The onset of headache 1 h after a thyroid uptake scan raises the possibility of a reaction to technetium pertechnotate or an associated carrier compound, although no such occurrence with intravenous technetium has been described. Of interest is the dissociation between the severity of headache and the degree of vasospasm seen on angiography. The headache was improving prior to the onset of visual loss and did not return following this. The improvement in headache is unlikely to be due to resolving ischaemia as the angiographic appearance of intracranial vasospasm worsened significantly at this time. This indicates that headache severity is not a reliable indicator of degree of intracranial vasospasm and therefore monitoring with serial MRA is required.

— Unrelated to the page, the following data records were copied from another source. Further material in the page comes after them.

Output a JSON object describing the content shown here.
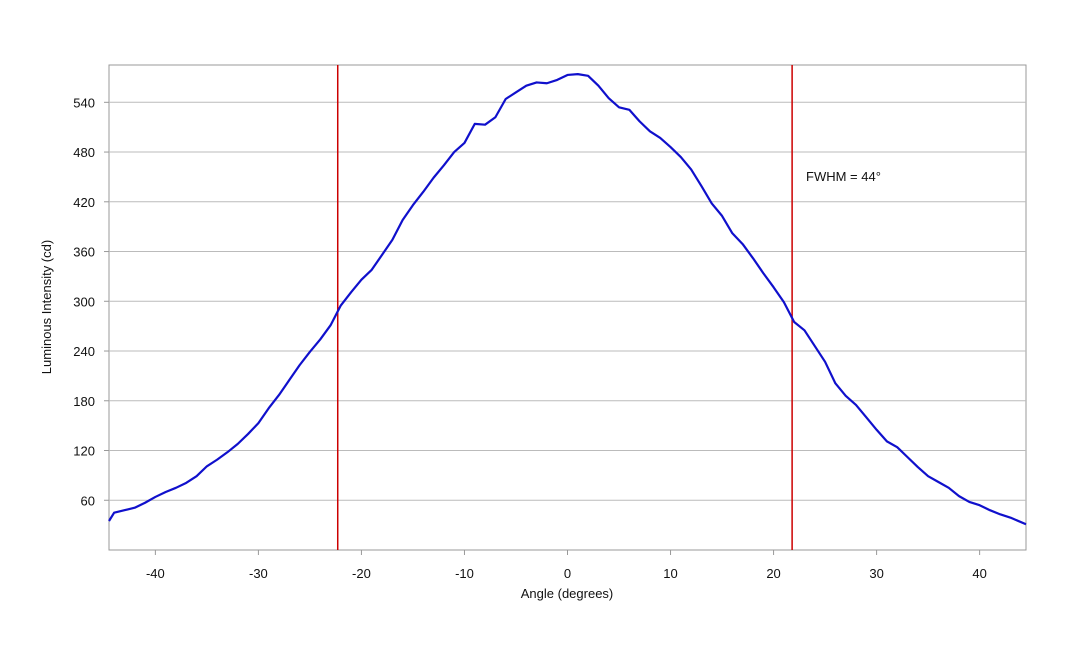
{
  "chart_data": {
    "type": "line",
    "x_label": "Angle (degrees)",
    "y_label": "Luminous Intensity (cd)",
    "annotation": "FWHM = 44°",
    "x": [
      -44.5,
      -44,
      -43,
      -42,
      -41,
      -40,
      -39,
      -38,
      -37,
      -36,
      -35,
      -34,
      -33,
      -32,
      -31,
      -30,
      -29,
      -28,
      -27,
      -26,
      -25,
      -24,
      -23,
      -22,
      -21,
      -20,
      -19,
      -18,
      -17,
      -16,
      -15,
      -14,
      -13,
      -12,
      -11,
      -10,
      -9,
      -8,
      -7,
      -6,
      -5,
      -4,
      -3,
      -2,
      -1,
      0,
      1,
      2,
      3,
      4,
      5,
      6,
      7,
      8,
      9,
      10,
      11,
      12,
      13,
      14,
      15,
      16,
      17,
      18,
      19,
      20,
      21,
      22,
      23,
      24,
      25,
      26,
      27,
      28,
      29,
      30,
      31,
      32,
      33,
      34,
      35,
      36,
      37,
      38,
      39,
      40,
      41,
      42,
      43,
      44.5
    ],
    "series": [
      {
        "color": "#1010cc",
        "values": [
          35,
          45,
          48,
          51,
          57,
          64,
          70,
          75,
          81,
          89,
          101,
          109,
          118,
          128,
          140,
          153,
          171,
          187,
          205,
          223,
          239,
          254,
          271,
          295,
          311,
          326,
          338,
          356,
          374,
          398,
          416,
          432,
          449,
          464,
          480,
          491,
          514,
          513,
          522,
          544,
          552,
          560,
          564,
          563,
          567,
          573,
          574,
          572,
          560,
          545,
          534,
          531,
          517,
          505,
          497,
          486,
          474,
          459,
          439,
          418,
          403,
          382,
          369,
          352,
          334,
          317,
          299,
          275,
          265,
          246,
          227,
          201,
          186,
          175,
          160,
          145,
          131,
          124,
          112,
          100,
          89,
          82,
          75,
          65,
          58,
          54,
          48,
          43,
          39,
          31
        ]
      }
    ],
    "vlines": [
      -22.3,
      21.8
    ],
    "vline_color": "#cc0000",
    "xlim": [
      -44.5,
      44.5
    ],
    "ylim": [
      0,
      585
    ],
    "xticks": [
      -40,
      -30,
      -20,
      -10,
      0,
      10,
      20,
      30,
      40
    ],
    "yticks": [
      60,
      120,
      180,
      240,
      300,
      360,
      420,
      480,
      540
    ],
    "grid": true
  }
}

Prednisone at a dose of 50 mg daily is often advocated as a treatment for recurrent or cluster type headaches, but it did not protect against further vasospasm and neurological damage in this case, perhaps indicating that higher doses are required. The optimum treatment for malignant vasospasm in this setting is unknown. Intravenous nimodipine has been shown to be useful in improving neurological outcome when cerebral vasospasm occurs following subarachnoid haemorrhage (15). We used a similar protocol. The improvement in neurological status began once this treatment was initiated and the vasospasm on MRA 2 days later had significantly resolved. Whether this represents efficacy of treatment or natural disease course is uncertain. Further studies to determine efficacy of nimodipine in vasospasm unrelated to subarachnoid haemorrhage are required.
In this case there was a prodrome of 2 weeks of recurrent explosive headache prior to the development of persisting neurological deficits. We conclude that recurrent thunderclap headache is not necessarily a benign entity and can be associated with disabling stroke.